Letter
Nature 453, 914-916 (12 June 2008) | doi:10.1038/nature06719; Received 6 October 2007; Accepted 19 March 2008; Published online 11 May 2008
Ultrasonic frogs show hyperacute phonotaxis to female courtship calls
Jun-Xian Shen1, Albert S. Feng2, Zhi-Min Xu1, Zu-Lin Yu1, Victoria S. Arch3, Xin-Jian Yu5 & Peter M. Narins3,4
- State Key Laboratory of Brain and Cognitive Science, Institute of Biophysics, Chinese Academy of Sciences, Beijing 100101, China
- Department of Molecular & Integrative Physiology and Beckman Institute, University of Illinois, Urbana, Illinois 61801, USA
- Department of Ecology & Evolutionary Biology,
- Department of Physiological Science, University of California, Los Angeles, California 90095, USA
- Shanghai Institutes of Biological Sciences, Chinese Academy of Sciences, Shanghai 200032, China
Correspondence to: Jun-Xian Shen1 Correspondence and requests for materials should be addressed to J.-X.S. (Email: shenjx@sun5.ibp.ac.cn).

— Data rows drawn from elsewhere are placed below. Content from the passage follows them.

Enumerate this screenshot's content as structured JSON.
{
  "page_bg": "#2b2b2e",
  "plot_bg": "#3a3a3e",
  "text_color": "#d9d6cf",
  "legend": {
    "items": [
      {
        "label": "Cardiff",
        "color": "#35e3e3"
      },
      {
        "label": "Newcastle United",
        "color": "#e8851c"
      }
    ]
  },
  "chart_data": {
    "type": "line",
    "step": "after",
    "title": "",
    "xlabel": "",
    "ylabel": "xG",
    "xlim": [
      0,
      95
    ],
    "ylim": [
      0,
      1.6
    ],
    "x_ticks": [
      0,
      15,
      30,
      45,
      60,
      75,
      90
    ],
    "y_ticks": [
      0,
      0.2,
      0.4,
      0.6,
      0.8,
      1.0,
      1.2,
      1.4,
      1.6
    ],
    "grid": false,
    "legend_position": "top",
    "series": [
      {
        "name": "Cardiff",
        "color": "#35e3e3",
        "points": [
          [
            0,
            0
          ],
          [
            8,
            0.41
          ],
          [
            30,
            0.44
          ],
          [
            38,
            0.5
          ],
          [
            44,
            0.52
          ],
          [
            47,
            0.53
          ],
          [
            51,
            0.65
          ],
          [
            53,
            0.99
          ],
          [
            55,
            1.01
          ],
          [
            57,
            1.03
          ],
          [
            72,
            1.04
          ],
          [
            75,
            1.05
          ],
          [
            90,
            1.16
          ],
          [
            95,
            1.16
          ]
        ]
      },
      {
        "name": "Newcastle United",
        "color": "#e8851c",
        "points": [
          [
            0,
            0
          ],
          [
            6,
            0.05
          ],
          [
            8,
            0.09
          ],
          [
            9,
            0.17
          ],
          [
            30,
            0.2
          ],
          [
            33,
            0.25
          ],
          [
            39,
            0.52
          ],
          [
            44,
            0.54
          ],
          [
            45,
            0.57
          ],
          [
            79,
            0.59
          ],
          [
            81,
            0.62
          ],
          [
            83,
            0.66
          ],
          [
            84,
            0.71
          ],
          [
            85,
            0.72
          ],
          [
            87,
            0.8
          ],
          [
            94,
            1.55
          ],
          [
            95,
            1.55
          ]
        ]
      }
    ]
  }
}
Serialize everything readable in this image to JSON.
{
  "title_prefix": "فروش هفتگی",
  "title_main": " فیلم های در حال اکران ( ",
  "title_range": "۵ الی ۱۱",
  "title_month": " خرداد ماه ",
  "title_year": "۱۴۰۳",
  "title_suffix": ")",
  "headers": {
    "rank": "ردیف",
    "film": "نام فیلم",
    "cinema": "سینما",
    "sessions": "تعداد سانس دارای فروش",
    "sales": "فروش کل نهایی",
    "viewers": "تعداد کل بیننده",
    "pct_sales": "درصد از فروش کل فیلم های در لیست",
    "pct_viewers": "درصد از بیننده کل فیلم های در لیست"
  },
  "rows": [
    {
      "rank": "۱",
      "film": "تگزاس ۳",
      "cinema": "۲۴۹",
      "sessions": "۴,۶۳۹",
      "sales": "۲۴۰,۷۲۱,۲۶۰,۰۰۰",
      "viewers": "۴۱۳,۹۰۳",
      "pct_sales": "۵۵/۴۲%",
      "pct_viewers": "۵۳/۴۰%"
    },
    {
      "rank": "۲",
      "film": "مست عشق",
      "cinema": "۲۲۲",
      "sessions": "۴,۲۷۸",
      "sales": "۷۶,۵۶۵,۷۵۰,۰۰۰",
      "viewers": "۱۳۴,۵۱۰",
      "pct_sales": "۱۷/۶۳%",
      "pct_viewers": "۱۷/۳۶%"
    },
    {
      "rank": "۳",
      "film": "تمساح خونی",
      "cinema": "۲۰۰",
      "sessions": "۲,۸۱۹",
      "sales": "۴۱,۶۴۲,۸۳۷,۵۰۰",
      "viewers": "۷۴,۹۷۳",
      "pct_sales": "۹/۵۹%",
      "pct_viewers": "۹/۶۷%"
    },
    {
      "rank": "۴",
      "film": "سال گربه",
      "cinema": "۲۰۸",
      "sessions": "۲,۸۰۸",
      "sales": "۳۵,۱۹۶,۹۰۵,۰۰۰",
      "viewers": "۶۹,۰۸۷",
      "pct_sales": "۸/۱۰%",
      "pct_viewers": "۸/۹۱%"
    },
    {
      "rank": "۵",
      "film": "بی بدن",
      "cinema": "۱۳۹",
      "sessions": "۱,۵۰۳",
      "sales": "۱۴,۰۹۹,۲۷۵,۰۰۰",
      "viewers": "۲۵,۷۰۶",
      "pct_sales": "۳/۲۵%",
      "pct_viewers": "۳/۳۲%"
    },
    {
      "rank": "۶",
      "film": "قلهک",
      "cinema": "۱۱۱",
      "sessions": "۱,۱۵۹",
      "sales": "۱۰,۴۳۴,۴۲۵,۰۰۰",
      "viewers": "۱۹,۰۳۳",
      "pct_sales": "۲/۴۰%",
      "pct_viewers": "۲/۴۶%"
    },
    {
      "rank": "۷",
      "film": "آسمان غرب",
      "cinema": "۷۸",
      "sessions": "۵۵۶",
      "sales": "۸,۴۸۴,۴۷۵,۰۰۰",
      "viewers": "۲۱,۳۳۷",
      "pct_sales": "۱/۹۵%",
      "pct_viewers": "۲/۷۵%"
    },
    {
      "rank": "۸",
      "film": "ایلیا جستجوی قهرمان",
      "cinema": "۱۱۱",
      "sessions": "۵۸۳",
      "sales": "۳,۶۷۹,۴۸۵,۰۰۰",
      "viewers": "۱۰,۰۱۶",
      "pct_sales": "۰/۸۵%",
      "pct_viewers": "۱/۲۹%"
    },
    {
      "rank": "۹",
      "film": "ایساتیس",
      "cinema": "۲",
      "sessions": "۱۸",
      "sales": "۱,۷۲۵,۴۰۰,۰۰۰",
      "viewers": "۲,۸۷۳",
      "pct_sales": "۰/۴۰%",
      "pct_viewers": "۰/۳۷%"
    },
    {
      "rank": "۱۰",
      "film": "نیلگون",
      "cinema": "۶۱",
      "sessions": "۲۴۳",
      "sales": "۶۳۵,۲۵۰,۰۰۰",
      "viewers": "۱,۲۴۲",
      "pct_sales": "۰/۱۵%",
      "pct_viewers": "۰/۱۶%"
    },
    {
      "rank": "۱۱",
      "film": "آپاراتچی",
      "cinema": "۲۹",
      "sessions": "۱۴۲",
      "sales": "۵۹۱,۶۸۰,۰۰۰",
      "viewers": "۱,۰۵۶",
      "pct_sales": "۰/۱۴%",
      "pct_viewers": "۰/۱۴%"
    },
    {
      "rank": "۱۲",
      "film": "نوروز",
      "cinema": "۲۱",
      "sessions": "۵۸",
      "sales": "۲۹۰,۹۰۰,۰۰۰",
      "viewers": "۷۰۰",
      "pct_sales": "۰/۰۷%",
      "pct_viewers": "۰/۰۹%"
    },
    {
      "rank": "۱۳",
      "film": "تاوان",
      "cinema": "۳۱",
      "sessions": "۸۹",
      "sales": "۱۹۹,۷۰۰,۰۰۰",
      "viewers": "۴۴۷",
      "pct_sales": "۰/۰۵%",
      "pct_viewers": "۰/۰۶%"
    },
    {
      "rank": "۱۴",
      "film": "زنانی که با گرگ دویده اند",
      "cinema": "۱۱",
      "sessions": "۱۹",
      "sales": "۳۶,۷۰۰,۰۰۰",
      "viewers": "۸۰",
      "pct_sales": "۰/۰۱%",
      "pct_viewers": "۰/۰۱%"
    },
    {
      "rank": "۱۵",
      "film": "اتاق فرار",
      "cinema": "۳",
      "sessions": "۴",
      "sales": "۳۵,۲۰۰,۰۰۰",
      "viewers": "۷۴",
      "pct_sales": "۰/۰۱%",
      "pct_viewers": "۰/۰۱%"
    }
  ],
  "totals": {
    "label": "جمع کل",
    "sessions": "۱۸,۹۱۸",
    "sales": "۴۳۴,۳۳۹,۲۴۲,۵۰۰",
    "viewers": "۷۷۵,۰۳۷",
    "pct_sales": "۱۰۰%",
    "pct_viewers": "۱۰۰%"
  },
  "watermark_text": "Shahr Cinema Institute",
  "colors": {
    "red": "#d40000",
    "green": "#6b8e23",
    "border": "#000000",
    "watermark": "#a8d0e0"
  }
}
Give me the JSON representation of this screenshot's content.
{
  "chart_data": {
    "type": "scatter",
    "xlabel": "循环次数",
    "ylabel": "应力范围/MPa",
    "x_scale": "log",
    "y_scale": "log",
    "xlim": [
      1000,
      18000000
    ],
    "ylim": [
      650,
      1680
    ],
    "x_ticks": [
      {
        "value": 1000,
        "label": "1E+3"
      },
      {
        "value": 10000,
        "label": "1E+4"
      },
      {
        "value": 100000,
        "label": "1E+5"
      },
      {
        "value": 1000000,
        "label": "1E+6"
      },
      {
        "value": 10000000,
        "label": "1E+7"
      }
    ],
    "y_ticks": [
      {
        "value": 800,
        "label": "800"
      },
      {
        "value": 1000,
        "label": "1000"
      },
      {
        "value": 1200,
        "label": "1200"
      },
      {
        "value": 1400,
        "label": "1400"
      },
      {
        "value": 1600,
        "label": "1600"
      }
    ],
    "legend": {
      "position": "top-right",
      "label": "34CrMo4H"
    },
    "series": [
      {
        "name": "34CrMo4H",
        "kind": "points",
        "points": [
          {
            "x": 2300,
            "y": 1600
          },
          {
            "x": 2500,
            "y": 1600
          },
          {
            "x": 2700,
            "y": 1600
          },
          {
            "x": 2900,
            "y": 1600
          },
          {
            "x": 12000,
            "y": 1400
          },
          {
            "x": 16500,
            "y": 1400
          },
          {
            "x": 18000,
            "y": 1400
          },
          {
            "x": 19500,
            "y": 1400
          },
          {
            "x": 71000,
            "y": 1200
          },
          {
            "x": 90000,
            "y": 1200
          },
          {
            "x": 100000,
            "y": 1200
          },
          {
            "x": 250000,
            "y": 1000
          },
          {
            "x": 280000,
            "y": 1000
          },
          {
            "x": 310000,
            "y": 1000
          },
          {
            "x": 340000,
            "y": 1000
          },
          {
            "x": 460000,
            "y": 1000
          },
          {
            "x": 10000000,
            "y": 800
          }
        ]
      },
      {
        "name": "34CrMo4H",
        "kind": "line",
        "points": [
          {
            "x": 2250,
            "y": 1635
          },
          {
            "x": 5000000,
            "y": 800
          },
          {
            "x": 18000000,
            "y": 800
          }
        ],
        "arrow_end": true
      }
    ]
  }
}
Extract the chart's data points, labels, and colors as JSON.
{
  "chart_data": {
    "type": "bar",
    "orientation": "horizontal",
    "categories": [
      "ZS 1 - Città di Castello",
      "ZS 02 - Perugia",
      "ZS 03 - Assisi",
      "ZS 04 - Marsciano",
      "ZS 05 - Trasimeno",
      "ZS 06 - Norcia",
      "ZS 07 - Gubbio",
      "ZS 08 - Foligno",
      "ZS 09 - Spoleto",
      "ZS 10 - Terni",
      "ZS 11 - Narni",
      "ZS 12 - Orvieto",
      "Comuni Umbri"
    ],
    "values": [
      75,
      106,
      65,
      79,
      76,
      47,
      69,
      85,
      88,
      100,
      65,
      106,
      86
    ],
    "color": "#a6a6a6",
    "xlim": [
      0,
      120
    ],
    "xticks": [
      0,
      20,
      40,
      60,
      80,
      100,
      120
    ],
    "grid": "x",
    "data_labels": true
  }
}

Sound communication plays a vital role in frog reproduction1, 2, in which vocal advertisement is generally the domain of males. Females are typically silent, but in a few anuran species they can produce a feeble reciprocal call3 or rapping sounds4 during courtship. Males of concave-eared torrent frogs (Odorrana tormota) have demonstrated ultrasonic communication capacity5. Although females of O. tormota have an unusually well-developed vocal production system6, it is unclear whether or not they produce calls or are only passive partners in a communication system dominated by males. Here we show that before ovulation, gravid females of O. tormota emit calls that are distinct from males' advertisement calls, having higher fundamental frequencies and harmonics and shorter call duration. In the field and in a quiet, darkened indoor arena, these female calls evoke vocalizations and extraordinarily precise positive phonotaxis (a localization error of <1°), rivalling that of vertebrates with the highest localization acuity (barn owls7, 8, dolphins, elephants and humans9). The localization accuracy of O. tormota is remarkable in light of their small head size (interaural distance of <1 cm), and suggests an additional selective advantage of high-frequency hearing beyond the ability to avoid masking by low-frequency background noise5.